Iran is also preparing to confront potential large-scale unrest in southwestern Iran. IRGC Imam Ali Central Security Headquarters Commander Brig. Gen. First Class Gholam Hossein Gheyb Parvar *met with Supreme Leader Representative to Khuzestan Province Hojjat ol Eslam Mohammad Nabi Mousavi Fard in Ahvaz, Khuzestan province on November 4. Other unnamed IRGC and LEF officials participated in the meeting. Gheyb Parvar was previously the Basij Organization commander and now leads the IRGC’s Imam Ali Battalions, which specialize in suppressing protests in urban environments.

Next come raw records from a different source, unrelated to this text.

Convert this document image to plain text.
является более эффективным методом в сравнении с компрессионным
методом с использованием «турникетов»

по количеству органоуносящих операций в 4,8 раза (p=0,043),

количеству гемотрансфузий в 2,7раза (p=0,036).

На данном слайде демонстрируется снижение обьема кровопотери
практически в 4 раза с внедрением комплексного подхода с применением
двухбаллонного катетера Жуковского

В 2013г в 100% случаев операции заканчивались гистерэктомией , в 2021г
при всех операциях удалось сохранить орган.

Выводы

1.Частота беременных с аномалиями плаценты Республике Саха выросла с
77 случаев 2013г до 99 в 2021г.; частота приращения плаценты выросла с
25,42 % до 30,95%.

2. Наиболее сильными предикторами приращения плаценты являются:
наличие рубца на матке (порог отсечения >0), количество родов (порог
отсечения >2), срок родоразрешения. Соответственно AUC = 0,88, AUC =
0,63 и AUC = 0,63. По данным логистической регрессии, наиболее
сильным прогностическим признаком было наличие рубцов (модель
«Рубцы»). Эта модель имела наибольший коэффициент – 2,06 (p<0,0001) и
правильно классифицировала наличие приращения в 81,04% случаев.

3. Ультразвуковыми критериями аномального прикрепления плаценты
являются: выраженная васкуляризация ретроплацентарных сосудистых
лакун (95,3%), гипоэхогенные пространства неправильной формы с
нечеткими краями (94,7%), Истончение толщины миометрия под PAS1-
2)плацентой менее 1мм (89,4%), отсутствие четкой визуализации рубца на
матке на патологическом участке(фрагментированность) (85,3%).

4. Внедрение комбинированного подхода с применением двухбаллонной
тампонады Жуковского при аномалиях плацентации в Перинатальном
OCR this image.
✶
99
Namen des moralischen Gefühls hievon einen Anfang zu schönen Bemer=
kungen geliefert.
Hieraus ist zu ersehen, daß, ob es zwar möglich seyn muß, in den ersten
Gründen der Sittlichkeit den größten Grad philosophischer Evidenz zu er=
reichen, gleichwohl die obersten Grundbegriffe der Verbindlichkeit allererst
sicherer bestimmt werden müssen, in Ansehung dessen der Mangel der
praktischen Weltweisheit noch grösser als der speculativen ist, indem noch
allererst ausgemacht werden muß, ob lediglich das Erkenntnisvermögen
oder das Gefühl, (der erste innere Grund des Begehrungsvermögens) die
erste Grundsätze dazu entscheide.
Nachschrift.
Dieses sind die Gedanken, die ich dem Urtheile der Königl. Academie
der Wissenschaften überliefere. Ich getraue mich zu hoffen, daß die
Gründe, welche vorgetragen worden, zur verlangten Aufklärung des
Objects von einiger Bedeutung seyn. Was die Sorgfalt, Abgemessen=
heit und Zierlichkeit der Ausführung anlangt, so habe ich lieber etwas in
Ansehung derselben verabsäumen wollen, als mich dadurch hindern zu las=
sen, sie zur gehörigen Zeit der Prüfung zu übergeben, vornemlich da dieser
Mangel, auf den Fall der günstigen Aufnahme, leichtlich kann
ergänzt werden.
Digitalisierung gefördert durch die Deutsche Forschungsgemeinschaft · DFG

Small-scale protests began in Khuzestan province on November 10 in response to the regime’s alleged poisoning of popular Iranian Arab poet, Hassan Heydari. Social media accounts accused Intelligence and Security Ministry agents of killing Heydari. Khuzestan Provincial Security and Law Enforcement Managing Director Reza Najafi claimed that Heydari died of a stroke and that the protests were actually mourning ceremonies. Unconfirmed reports suggested that thousands of protesters participated, took down Islamic Republic flags, and blocked roads.

Social media accounts also reported that a small group of Iranians expressed solidarity with the Iraqi protests during a soccer match in Ahvaz. Other uncorroborated reports alleged that Iranian security forces used tear gas against some of the bystanders at the game.

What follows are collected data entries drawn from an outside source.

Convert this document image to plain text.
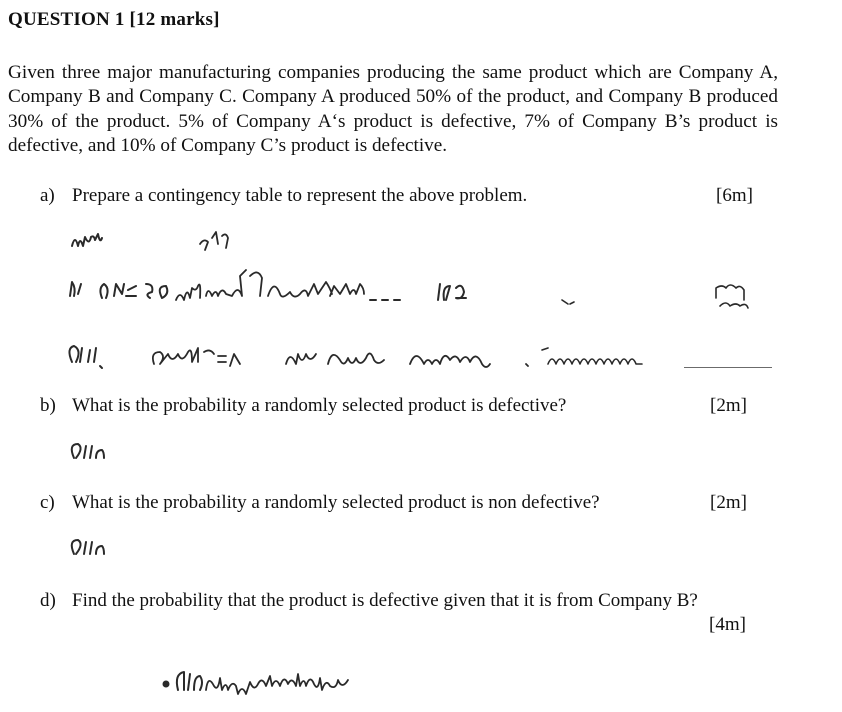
QUESTION 1 [12 marks]
Given three major manufacturing companies producing the same product which are Company A, Company B and Company C. Company A produced 50% of the product, and Company B produced 30% of the product. 5% of Company A‘s product is defective, 7% of Company B’s product is defective, and 10% of Company C’s product is defective.
a) Prepare a contingency table to represent the above problem.	[6m]
b) What is the probability a randomly selected product is defective?	[2m]
c) What is the probability a randomly selected product is non defective?	[2m]
d) Find the probability that the product is defective given that it is from Company B?
[4m]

Forecast: Anti–Islamic Republic sentiments in Khuzestan and sympathy for the Iraqi protesters could catalyze the reemergence of large-scale anti-regime protests. A heavy-handed regime response to any emerging demonstrations could further encourage Iranians to take to the streets.

 

 

Nuclear Deal Developments

Iran began enriching uranium at the Fordow nuclear facility as its fourth JCPOA violation. The Atomic Energy Organization of Iran (AEOI) began injecting uranium gas into centrifuges at the Fordow facility in Qom province on November 7. President Hassan Rouhani previously *announced this intention on November 5. The facility’s location inside a fortified mountain limits the ability of conventional military strikes on the site to disrupt its nuclear activities. 

This is the fourth Iranian violation intended to pressure Europe to defy US sanctions. The regime has given Europe a series of 60-day deadlines since May 2019 to offer Tehran economic deliverables in exchange for compliance with the JCPOA. Iran violated a different aspect of the JCPOA at the end of each deadline.

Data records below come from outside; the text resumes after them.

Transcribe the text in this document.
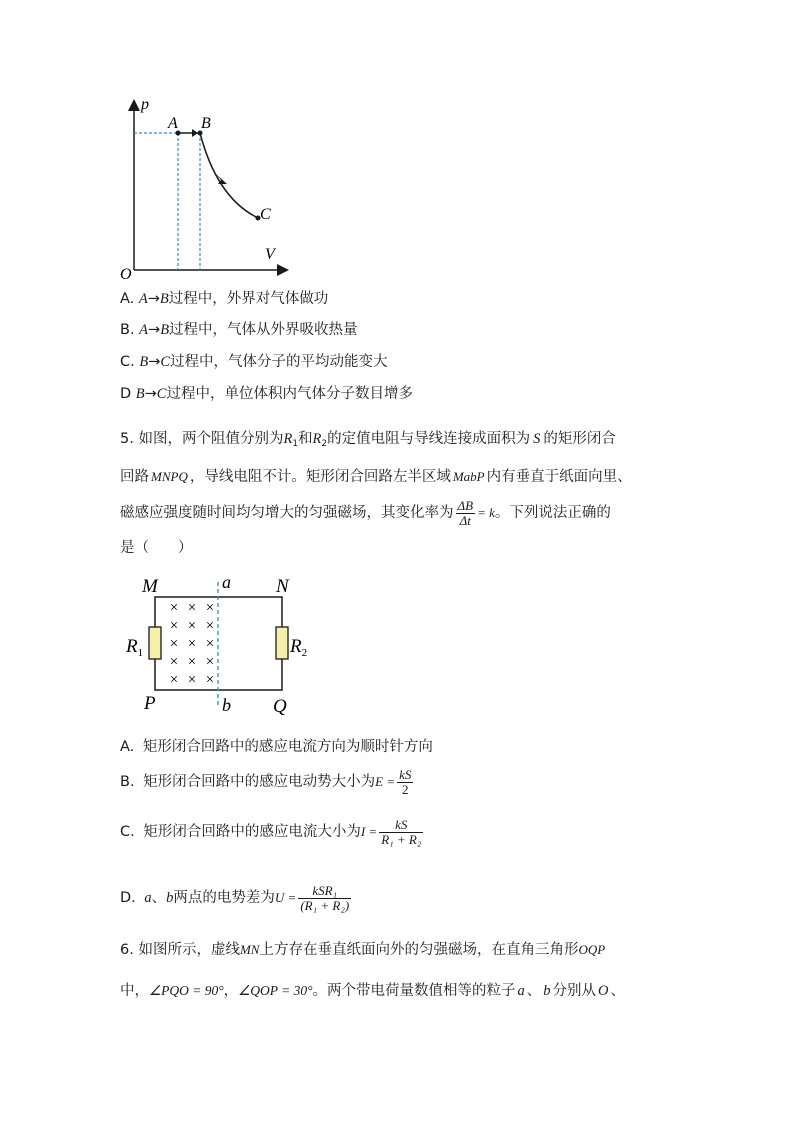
p
V
O
A B
C
A. A→B过程中，外界对气体做功
B. A→B过程中，气体从外界吸收热量
C. B→C过程中，气体分子的平均动能变大
D B→C过程中，单位体积内气体分子数目增多
5. 如图，两个阻值分别为$R_1$和$R_2$的定值电阻与导线连接成面积为 S 的矩形闭合
回路 MNPQ ，导线电阻不计。矩形闭合回路左半区域 MabP 内有垂直于纸面向里、
磁感应强度随时间均匀增大的匀强磁场，其变化率为 $\frac{\Delta B}{\Delta t} = k$。下列说法正确的
是（　　）
× × ×
× × ×
× × ×
× × ×
× × ×
M	a N
P	b Q
$R_1$	$R_2$
A. 矩形闭合回路中的感应电流方向为顺时针方向
B. 矩形闭合回路中的感应电动势大小为$E = \frac{kS}{2}$
C. 矩形闭合回路中的感应电流大小为$I = \frac{kS}{\text{R₁ + R₂}}$
D. a、b两点的电势差为$U = \frac{\text{kSR₁}}{\text{(R₁ + R₂)}}$
6. 如图所示，虚线MN上方存在垂直纸面向外的匀强磁场，在直角三角形OQP
中，∠PQO = 90°，∠QOP = 30°。两个带电荷量数值相等的粒子 a 、 b 分别从 O 、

Rouhani reiterated Iran’s commitment to dialogue and stated that Iran would comply with the JCPOA if Europe offers economic incentives. American and European officials expressed concern over Rouhani’s announcement. US State Department Spokesperson Morgan Ortagus stated, “Iran has no credible reason to expand its uranium enrichment program” and described the decision as “nuclear extortion.” French President Emmanuel Macron stated, “Iran has decided in an explicit and blunt manner to leave the JCPOA.”

The escalation occurred amid heightened tensions between Iran and the IAEA. Iran *accused an IAEA inspector of carrying explosive materials into the AEOI’s Natanz nuclear facility on October 28 and briefly detained her. The regime has not previously detained inspectors at its nuclear sites. Iran’s harassment of the inspector is likely part of its larger escalation in the nuclear realm. The IAEA disagreed with Iran’s “characterization of the situation” and accused the regime of refusing IAEA requests to allow the inspector to leave Iran.

IAEA Deputy Director General Massimo Aparo also accused Iran of failing to cooperate with a probe investigating uranium particles found in a warehouse in Tehran. Israeli Prime Minister Benjamin Netanyahu argued in April 2018 that Iran covertly stored files and materials related to its old nuclear weapons development at the site. The IAEA reportedly has satellite imagery indicating that Iran cleared out the site following Netanyahu’s accusations.

Forecast: Tensions between Iran and the IAEA could flare up in the coming months as Rafael Grossi assumes office as IAEA director general in early December. Grossi has signaled a stricter approach to monitoring Tehran’s nuclear program. Iran may harass inspectors again or prevent them from accessing nuclear sites as Iran further reduces its adherence to the JCPOA.